For most actresses on red carpets, what you’re wearing is less an expression of who you are and more an expression of what you’re worth. The very act of getting ready for an award show can be a masochist’s checklist of one’s value: Airbrush your arms so that they look more toned. Check. Get a peel or injection to make sure your face looks flawless. Check. Lose bloat by eating only before 6 p.m. and stop drinking all liquid 24 hours before the big day to send your metabolism into shock. Check. Prepping for award shows can be a weeklong marathon in dread, resulting in a one-time portrayal of improbable beauty.

That sounds awful. Who put a gun to your head and forced you to do this to yourself?

You’re also often assigned a look that doesn’t reflect who you truly are but reflects what a runway wants you to be. Platform high heels and frilly dresses and a clutch purse made from the skin of dead baby lizards. I’ve spent the better part of my two decades as an actress accumulating more designer high heels than most could ever dream of, only to hit my 30s and realize I hated wearing most of them and always had.

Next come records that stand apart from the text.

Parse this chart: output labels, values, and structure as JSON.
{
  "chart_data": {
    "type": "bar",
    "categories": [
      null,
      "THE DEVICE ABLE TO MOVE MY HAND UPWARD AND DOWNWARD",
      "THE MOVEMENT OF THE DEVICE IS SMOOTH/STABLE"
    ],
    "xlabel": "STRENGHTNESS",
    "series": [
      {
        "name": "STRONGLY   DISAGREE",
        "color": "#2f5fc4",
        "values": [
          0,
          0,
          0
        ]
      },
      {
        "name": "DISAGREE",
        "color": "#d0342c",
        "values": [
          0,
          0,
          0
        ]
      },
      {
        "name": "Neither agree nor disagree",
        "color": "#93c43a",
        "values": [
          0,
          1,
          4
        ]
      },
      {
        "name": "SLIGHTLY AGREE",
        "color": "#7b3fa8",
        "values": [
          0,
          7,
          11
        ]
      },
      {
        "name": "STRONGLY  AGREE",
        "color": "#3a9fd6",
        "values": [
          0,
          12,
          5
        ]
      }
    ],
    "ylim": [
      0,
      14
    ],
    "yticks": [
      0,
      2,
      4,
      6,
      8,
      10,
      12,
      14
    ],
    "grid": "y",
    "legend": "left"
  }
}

The worst part of this is that I can’t recall the shoes worn by any actress ever. Nor the clutch purse of dead baby lizards. Who would even care about such things? Who “assigned” you a look? Why would you comply? Where was all that fierceness and bravery you attributed to yourself and your fellow females in black?

If Oprah runs in 2020, she should consider the woman who wore red as her running mate. She may know no more about policy and governance than Oprah or Trump, but she at least did something no other woman in Hollywood had the guts to do. She refused to go along with the crowd and play the role assigned to her.

P.S. As my editor, Beth Bell, reminds me, black dresses are an excellent choice to hide the coffee stains. Whether they’re slimming, I defer to the fashion police.

*Some might assume the party’s slogan to be “identity over positions,” but it would appear the new slogan will be “vote vaginas” without regard to the transphobic undertones.

**No doubt you all know who she is. I don’t. It’s not important.

24 thoughts on “The Vice-President’s Gown

  1. Richard Kopf


    I missed it. May I assume that all the men wore Hawaiian shirts?

    Inquiring minds and all.

    All the best.


  2. Skink

    The men wore black–penises having been lost in a crap game.

    I’d vote for the woman in red, but for different reasons. I remain eternally bad.

  3. Skink

    I’m not a suggestor. Did you have to select the Plan 9 From Outer Space of music? That thing is unlikely to leave my head this week.

  4. delurking

    “You’re also often assigned a look that doesn’t reflect who you truly are but reflects what a runway wants you to be.”

    Well, yes. If you want people to pay to look at you, you have to look like what they are willing to pay to look at. If you don’t want the job, there are others.

  5. Michael McNutt

    More than ever I miss Joan Rivers commenting upon the red carpet and beyond….sure she would have loved the red dress……

  6. Matthew S Wideman

    I would feel bad for every one of the women if they weren’t either getting paid to be there, were invited to be there, receiving an award, or furthering their personal brand by being there.

    Frankly, suits for office days only are ridiculous. I love practicing law in basketball ball shorts and a Patagonia fleeces. But, Archaic rules set down by Moses at the first law firm on Mt. Sanai require formal dress. We are all slaves to appearances.

    1. SHG Post author

      Suits don’t make me feel oppressed. They make it really easy to decide what to wear in the morning, the only choice being blue or gray.

  7. B. McLeod

    It was protest? Whew! I missed whatever segment in which they were explaining it, and thought all those people in black had to do with space aliens, and were going to blank my memory.